We are still in a precarious position; there are several unfilled positions manned by our homegrown RIF'ed teachers, but at this point, we will leave well enough alone. It seems all the District has left to send us are the teachers no one else wants. We would much rather keep our excellent new teachers for as long as they are willing to serve as substitutes.
Our new staff members who were reassigned to our location are 50/50 about whether they will stay and continue their career journey with us. Although signs are promising, it is difficult to foretell. Continuity in staffing is a HUGE issue for the South Central community. The students need to know that the teachers who know them will be around next year to share their knowledge of them with their new instructors; that they will know who is in extra need of TLC due to a death in the family, a father in jail, or a past history of abuse; that they will hold them accountable to perform at their highest possible level and will not allow them to slack off.
The students, are valiantly struggling to keep their heads above water in a year where they have been assailed by a broken economy and neglect by those assigned to protect them. In this blog, we asked for the School Board to mitigate the effects cuts would have on South Central schools, and there was no such effort made for us. We bore the brunt of the cuts, and we consoled the children who lost important figures in their lives, a disappearance that these kids may not recover from. Our thoughts our with our students who have been made homeless by this economy, and who show up to school every day, wanting to do better, because they know education is their way out of poverty.
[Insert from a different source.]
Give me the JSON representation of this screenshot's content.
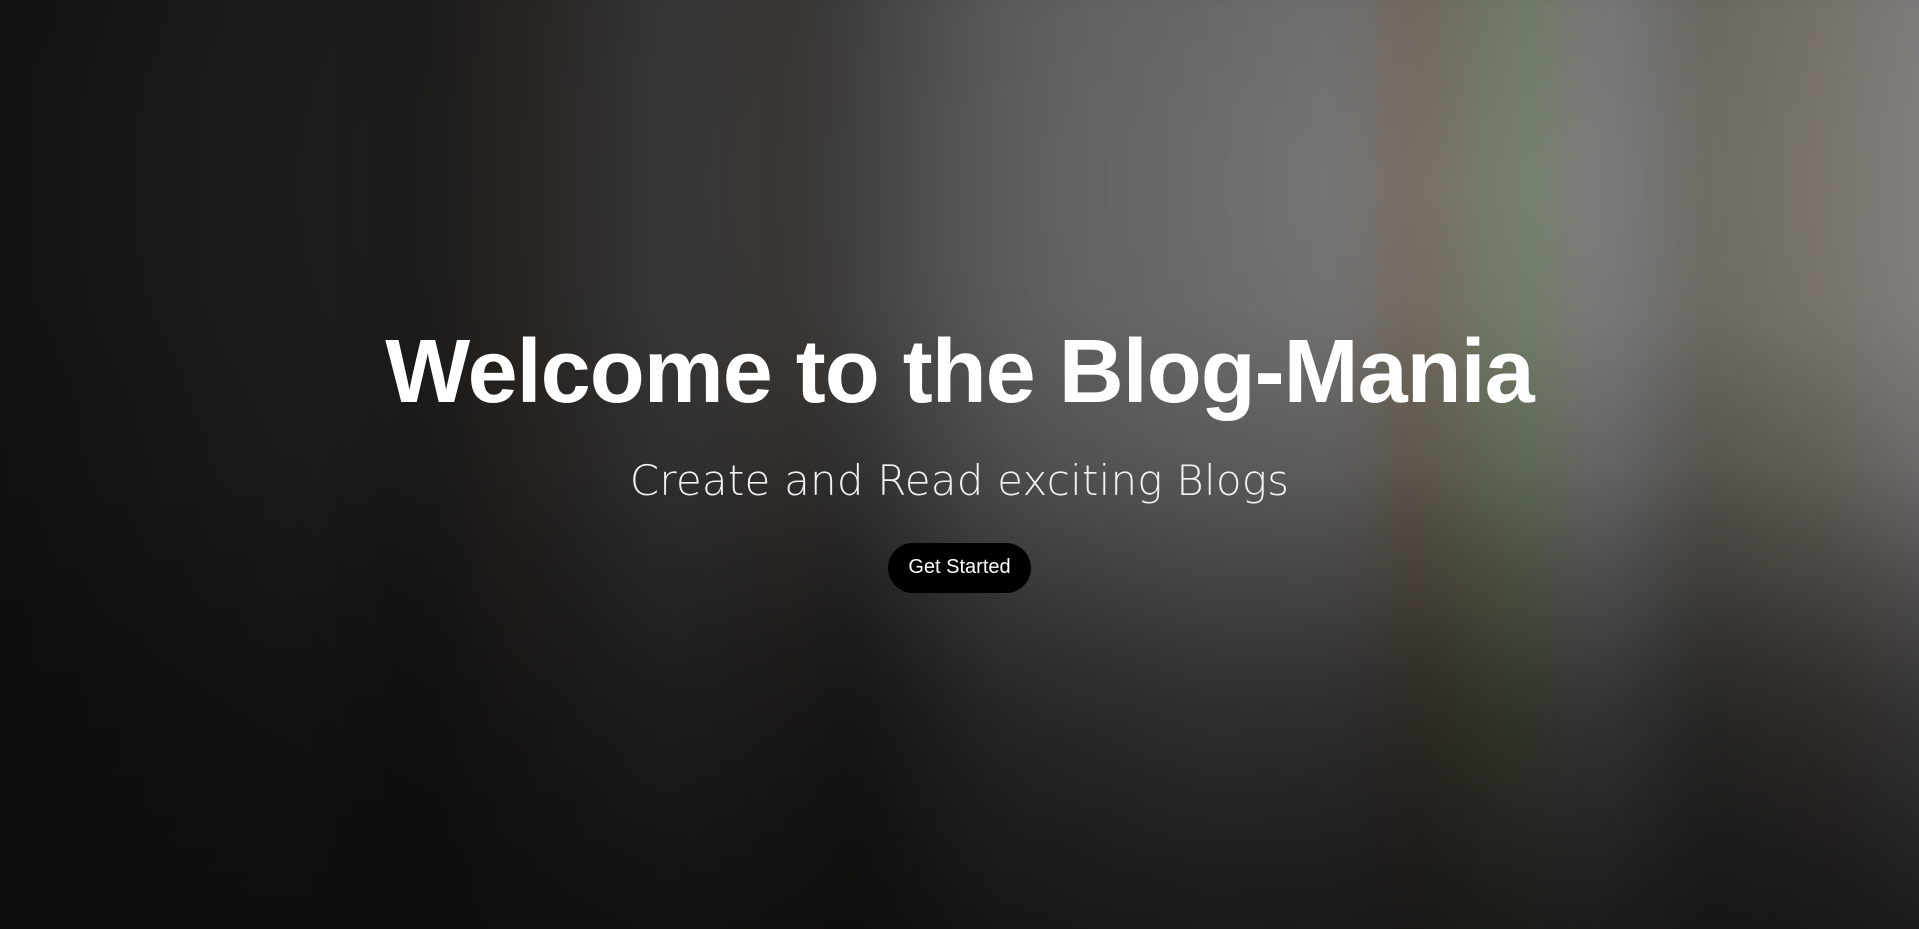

The "Public School Choice" movement is one of deep concern for many educators. Those of us who chose to work with children before it became trendy, and those of us who will continue after the charlatans are gone, are concerned as to the long term effects that a widespread increase in charters may have on public education. We are concerned with the students left behind by charters; the narrowing of the curriculum in all schools in the effort to brag about test scores; the movement in the media to discredit the teaching profession and to turn teachers into cheap labor, something that if it happens, will be to the detriment of the entire nation.
We are not looking for kudos, or even a modest raise (LAUSD has absconded with our Cost of Living Adjustment for the last several years). We want the public to keep their eyes open, ask critical questions, follow the money, and support local neighborhood schools.
This blog will continue, in 2010, to report from the epicenter of the LAUSD budget cuts, and we appreciate the support we have received from fellow bloggers and educational activists. Feliz y prospero año nuevo! Happy New Year everyone!